Sublimely Bad

Terry Castle

  • Secresy; or, The Ruin on the Rock by Eliza Fenwick, edited by Isobel Grundy
    Broadview, 359 pp, £9.99, May 1994, ISBN 1 55111 014 8

How bad are most of the novels produced by English women writers in the decades before Jane Austen? Sad to say, just when one thinks one has read the very worst of them, another comes along to send one’s spirits plummeting further. Eliza Fenwick’s excruciating pseudo-Gothic epistolary novel, Secresy; or, The Ruin of the Rock (1795), is hardly the first ‘lost’ 18th-century woman’s novel to be resurrected over the past decade by feminist literary historians. Other recent finds include Eliza Haywood’s snooze-inducing The British Recluse from 1722 (‘a sad Example of what Miseries may attend a Woman, who has no other Foundation for belief in what her Lover says to her, than the good Opinion her Passion has made her conceive of him’); Sarah Fielding’s deeply unpleasant David Simple (1744), in which characters with names like Spatter, Lady Know-All and Mr Varnish assail the gormless hero until he drops dead of despair; and Sarah Scott’s thoroughly demoralising Millenium Hall (1762), on the supposed consolations of living in a grim all-female community where one does nothing but sew all day and read aloud from Scripture with one’s pious fellow virgins. Whether, given the competition, Secresy is so ‘sublimely bad’ – in Pope’s phrase – to take the crown of ultimate badness, remains to be seen.

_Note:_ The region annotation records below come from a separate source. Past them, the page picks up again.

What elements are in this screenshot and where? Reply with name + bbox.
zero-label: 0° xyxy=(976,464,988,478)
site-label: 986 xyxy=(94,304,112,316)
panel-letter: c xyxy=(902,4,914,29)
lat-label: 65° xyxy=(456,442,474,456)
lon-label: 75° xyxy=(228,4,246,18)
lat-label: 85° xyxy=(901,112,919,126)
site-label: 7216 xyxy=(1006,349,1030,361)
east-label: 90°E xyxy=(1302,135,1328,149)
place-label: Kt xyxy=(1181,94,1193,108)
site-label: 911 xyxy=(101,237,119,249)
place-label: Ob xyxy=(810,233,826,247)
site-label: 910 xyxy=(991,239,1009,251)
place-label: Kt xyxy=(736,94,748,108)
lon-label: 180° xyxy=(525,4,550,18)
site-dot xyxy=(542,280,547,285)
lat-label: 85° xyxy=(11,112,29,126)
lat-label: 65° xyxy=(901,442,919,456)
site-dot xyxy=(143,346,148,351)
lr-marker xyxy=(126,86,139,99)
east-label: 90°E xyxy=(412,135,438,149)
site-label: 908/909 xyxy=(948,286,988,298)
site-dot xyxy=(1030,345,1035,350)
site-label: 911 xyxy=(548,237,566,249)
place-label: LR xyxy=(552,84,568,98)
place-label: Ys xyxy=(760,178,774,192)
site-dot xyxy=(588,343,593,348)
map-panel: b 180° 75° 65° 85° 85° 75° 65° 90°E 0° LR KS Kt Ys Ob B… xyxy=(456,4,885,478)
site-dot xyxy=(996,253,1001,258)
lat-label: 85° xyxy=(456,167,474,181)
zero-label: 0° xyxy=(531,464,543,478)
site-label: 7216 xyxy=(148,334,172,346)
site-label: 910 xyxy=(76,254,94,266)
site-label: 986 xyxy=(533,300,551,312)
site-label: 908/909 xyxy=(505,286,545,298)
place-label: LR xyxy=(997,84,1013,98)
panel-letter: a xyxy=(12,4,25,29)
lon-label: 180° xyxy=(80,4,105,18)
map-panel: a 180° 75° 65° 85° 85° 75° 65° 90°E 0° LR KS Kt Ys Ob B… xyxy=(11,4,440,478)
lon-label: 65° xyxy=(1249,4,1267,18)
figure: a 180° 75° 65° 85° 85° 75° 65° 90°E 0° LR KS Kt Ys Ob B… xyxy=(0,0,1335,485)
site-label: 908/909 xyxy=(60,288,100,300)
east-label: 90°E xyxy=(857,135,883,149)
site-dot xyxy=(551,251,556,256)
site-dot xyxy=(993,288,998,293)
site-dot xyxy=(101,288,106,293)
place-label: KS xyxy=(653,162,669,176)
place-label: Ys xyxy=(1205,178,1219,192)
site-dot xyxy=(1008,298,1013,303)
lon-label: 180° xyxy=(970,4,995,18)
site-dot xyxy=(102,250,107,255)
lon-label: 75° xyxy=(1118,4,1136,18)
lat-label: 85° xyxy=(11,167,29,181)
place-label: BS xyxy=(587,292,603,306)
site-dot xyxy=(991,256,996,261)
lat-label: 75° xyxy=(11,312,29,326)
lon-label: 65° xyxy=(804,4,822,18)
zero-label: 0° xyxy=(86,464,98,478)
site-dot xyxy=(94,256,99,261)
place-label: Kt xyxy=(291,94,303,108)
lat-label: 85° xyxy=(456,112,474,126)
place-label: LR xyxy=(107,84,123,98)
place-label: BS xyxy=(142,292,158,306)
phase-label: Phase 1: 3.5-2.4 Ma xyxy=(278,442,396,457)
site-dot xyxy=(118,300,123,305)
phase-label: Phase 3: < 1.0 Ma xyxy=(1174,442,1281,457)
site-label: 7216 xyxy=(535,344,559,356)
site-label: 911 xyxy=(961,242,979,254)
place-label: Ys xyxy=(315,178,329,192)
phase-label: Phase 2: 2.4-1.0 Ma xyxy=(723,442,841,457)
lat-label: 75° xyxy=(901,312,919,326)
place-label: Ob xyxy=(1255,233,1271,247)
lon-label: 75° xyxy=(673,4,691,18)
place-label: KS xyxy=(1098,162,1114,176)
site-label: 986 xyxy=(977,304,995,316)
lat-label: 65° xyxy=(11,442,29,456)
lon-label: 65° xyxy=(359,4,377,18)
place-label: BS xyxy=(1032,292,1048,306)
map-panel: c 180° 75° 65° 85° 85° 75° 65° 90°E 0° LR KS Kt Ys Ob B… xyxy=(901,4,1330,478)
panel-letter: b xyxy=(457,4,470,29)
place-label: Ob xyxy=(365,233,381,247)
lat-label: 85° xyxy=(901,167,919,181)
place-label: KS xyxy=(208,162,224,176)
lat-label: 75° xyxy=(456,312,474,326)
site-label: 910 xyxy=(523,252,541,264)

Which isn’t to say, paradoxically, that works like Fenwick’s are uninteresting or unimportant or – in a funny way – not worth reading. Badness often has its own somewhat decadent pleasures. For the reader effete enough to venture, the very ineptitude of much BJ (Before Jane) women’s fiction can make for a certain super-civilised enjoyment. In Secresy, for example, connoisseurs of kitsch will undoubtedly take pleasure in the exquisite character of Nina – a Bambi-like ‘little fawn’, who for long stretches of the novel is the orphaned heroine Sibella’s only companion. (Fenwick’s plot is a kind of knock-off of Bernardin de St Pierre’s Paul et Virginie: Sibella Valmont has been kept in semi-feral isolation since childhood by a cruel uncle obsessed with the educational theories of Rousseau; she will fall in love with – and be betrayed by – her uncle’s natural son, the libertine Clement Montgomery.) When the other heroine of the novel, Caroline Ashburn, first comes across Sibella, she is perched like a ‘Wood Nymph’ on a tree stump, with Nina curled in her lap ‘in an attitude of confidence and affection’. Yet the tiny, sure-footed Nina is as helpful as she is devoted. When the plot veers into melodrama – which is almost right away – the plucky little beast carries letters back and forth between characters, shows Sibella where a supposed ‘Hermit of the Rock’ is hiding and alerts her to interlopers and would-be kidnappers by bounding over various rocks and hillocks.

Yet one wants more in the end, perhaps, than silly-pastoral and the fleeting satisfactions of camp. The case for reading Secresy has to be made on more compelling grounds. One might begin by pointing, as Fenwick’s editor Isobel Grundy does (somewhat briefly) in her Introduction, to Secresy’s broader historical significance: what it reveals about the rise of female authorship in 18th-century Britain. Problematic though works like Secresy may seem today, the enfranchisement of women writers was undeniably one of the great cultural achievements of the epoch. Thanks to gains in female literacy and the rapid expansion of the middle-class reading audience, more women than ever before began writing professionally, and by Fenwick’s time (1766-1840) had come – despite the fierce misogynistic resistance sometimes marshalled against them – to dominate in the field of popular fiction.

Over the past twenty years, English and American scholars have documented, often poignantly, this remarkable, unprecedented coming into writing. Many female-authored poems, plays, essays and novels have been restored to view – some for the first time since their original publication – and our general picture of 18th-century English literature has been transformed and enriched. Among cognoscenti, it is now considered intellectually backward, as well as a bit vulgar, to speak only of the period’s male classics. Perhaps most strikingly, the novel – as the form overwhelmingly favoured by female authors – has come increasingly into focus, far more than satire or the Spectator-style essay, as the pre-eminent literary genre of the century.